Below we summarise the headline results. More detail from the survey will be published by NatCen Social Research in summer 2017.

Key findings

• Public satisfaction with the NHS overall was 63 per cent in 2016. The change in satisfaction since 2015 was not statistically significant.
• Satisfaction with GP services was 72 per cent and, as in previous years, was higher than satisfaction with any other NHS service. Again, the change in
satisfaction since 2015 was not statistically significant.
• Satisfaction with NHS dentistry services was 61 per cent in 2016, up by 7 percentage points from 2015. This is one of the highest levels of public satisfaction with these services since the early 1990s.
• Satisfaction with social care services was 26 per cent, unchanged since 2015 and far lower than satisfaction with NHS services.

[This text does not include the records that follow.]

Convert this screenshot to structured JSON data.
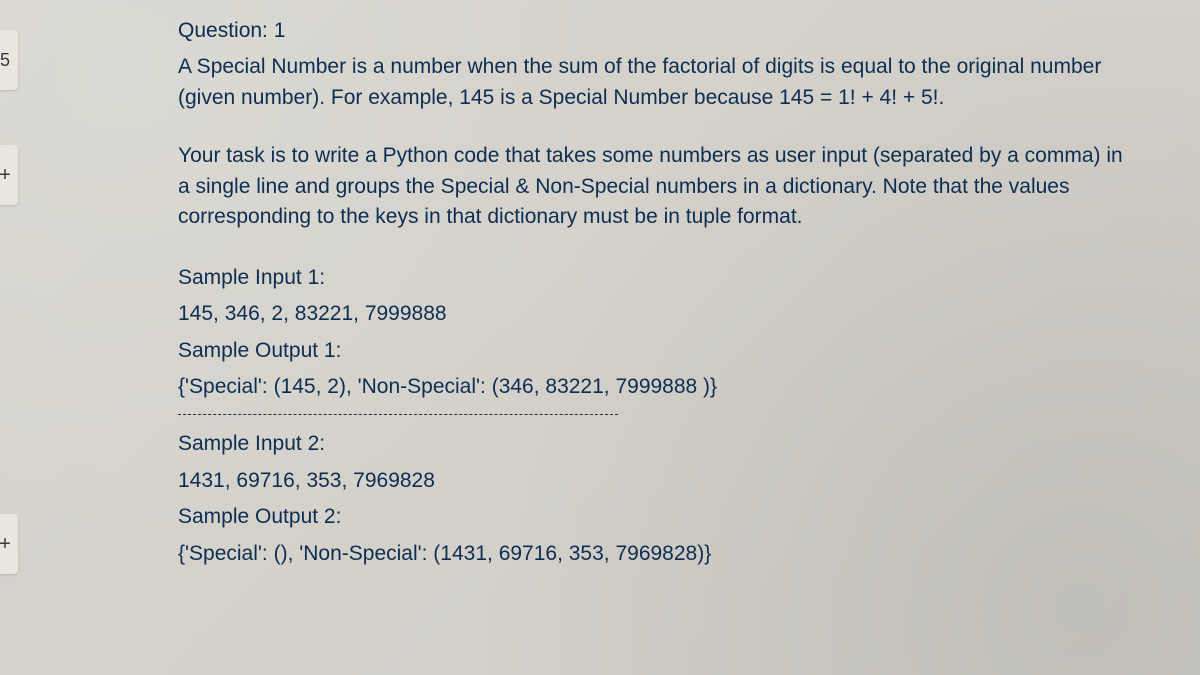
{
  "sidebar": {
    "tab_five": "5",
    "tab_plus_1": "+",
    "tab_plus_2": "+"
  },
  "question": {
    "title": "Question: 1",
    "desc_p1": "A Special Number is a number when the sum of the factorial of digits is equal to the original number (given number). For example, 145 is a Special Number because 145 = 1! + 4! + 5!.",
    "desc_p2": "Your task is to write a Python code that takes some numbers as user input (separated by a comma) in a single line and groups the Special & Non-Special numbers in a dictionary. Note that the values corresponding to the keys in that dictionary must be in tuple format.",
    "sample1": {
      "input_label": "Sample Input 1:",
      "input_value": "145, 346, 2, 83221, 7999888",
      "output_label": "Sample Output 1:",
      "output_value": "{'Special': (145, 2), 'Non-Special': (346, 83221, 7999888 )}"
    },
    "sample2": {
      "input_label": "Sample Input 2:",
      "input_value": "1431, 69716, 353, 7969828",
      "output_label": "Sample Output 2:",
      "output_value": "{'Special': (), 'Non-Special': (1431, 69716, 353, 7969828)}"
    }
  }
}
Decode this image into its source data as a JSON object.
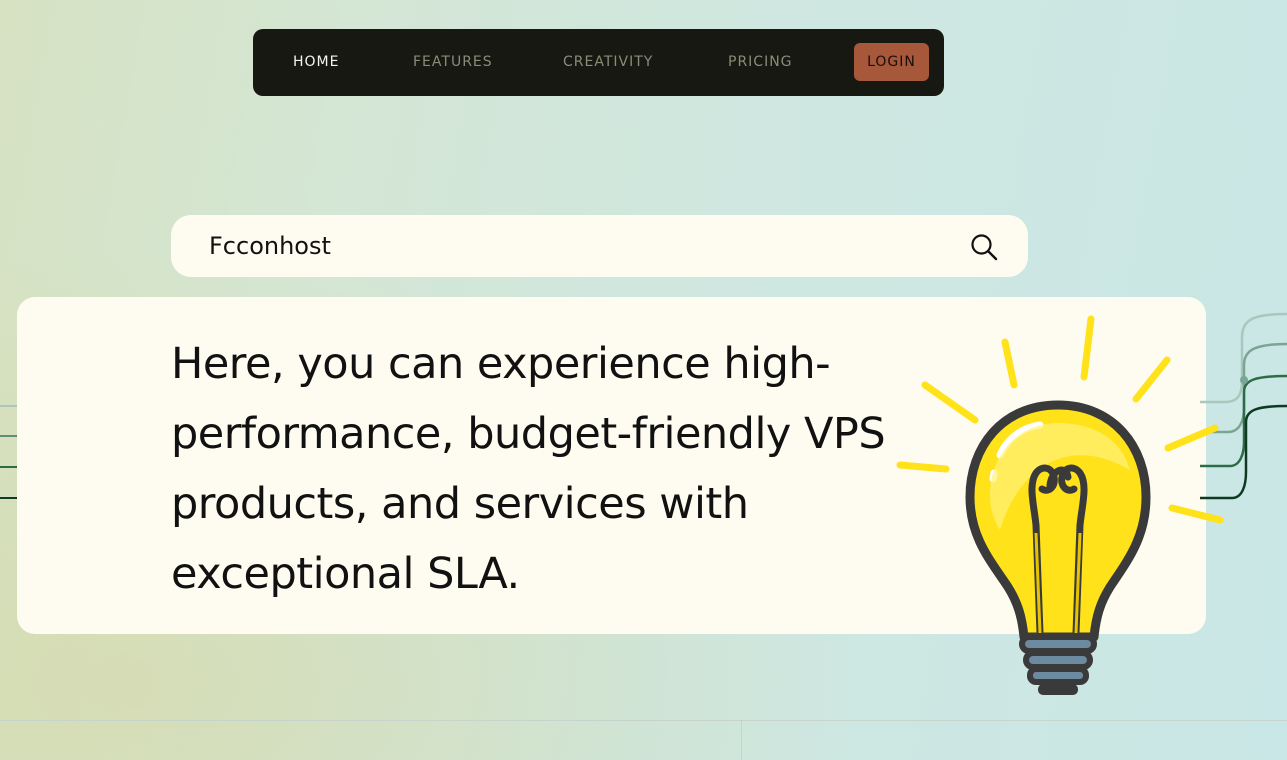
{
  "nav": {
    "items": [
      {
        "label": "HOME",
        "active": true
      },
      {
        "label": "FEATURES",
        "active": false
      },
      {
        "label": "CREATIVITY",
        "active": false
      },
      {
        "label": "PRICING",
        "active": false
      }
    ],
    "login_label": "LOGIN"
  },
  "search": {
    "value": "Fcconhost",
    "icon": "search-icon"
  },
  "hero": {
    "text": "Here, you can experience high-performance, budget-friendly VPS products, and services with exceptional SLA.",
    "illustration": "lightbulb-icon"
  },
  "colors": {
    "nav_bg": "#181812",
    "login_bg": "#a7573a",
    "card_bg": "#fefcf0",
    "bulb_yellow": "#ffe21a"
  }
}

Social care is the only service to have a negative net satisfaction score.
• Satisfaction with outpatient services was 68 per cent in 2016. The change in satisfaction from 2015 was not statistically significant.
• Satisfaction with inpatient services was 60 per cent in 2016. The change in satisfaction since 2015 was not statistically significant.
• Satisfaction with accident and emergency (A&E) services was 54 per cent in 2016. Again, the change in satisfaction from 2015 was not statistically significant.
• Overall satisfaction with the NHS was higher among people aged 75 years or older (74 per cent) than among people under 65 (between 59 and 62 per cent).
• The three main reasons people gave for being satisfied with the NHS overall were: the quality of care, the fact that the NHS is free at the point of use, and the range of services and treatments available.
• The three main reasons that people gave for being dissatisfied with the health service were: long waiting times, staff shortages and lack of funding.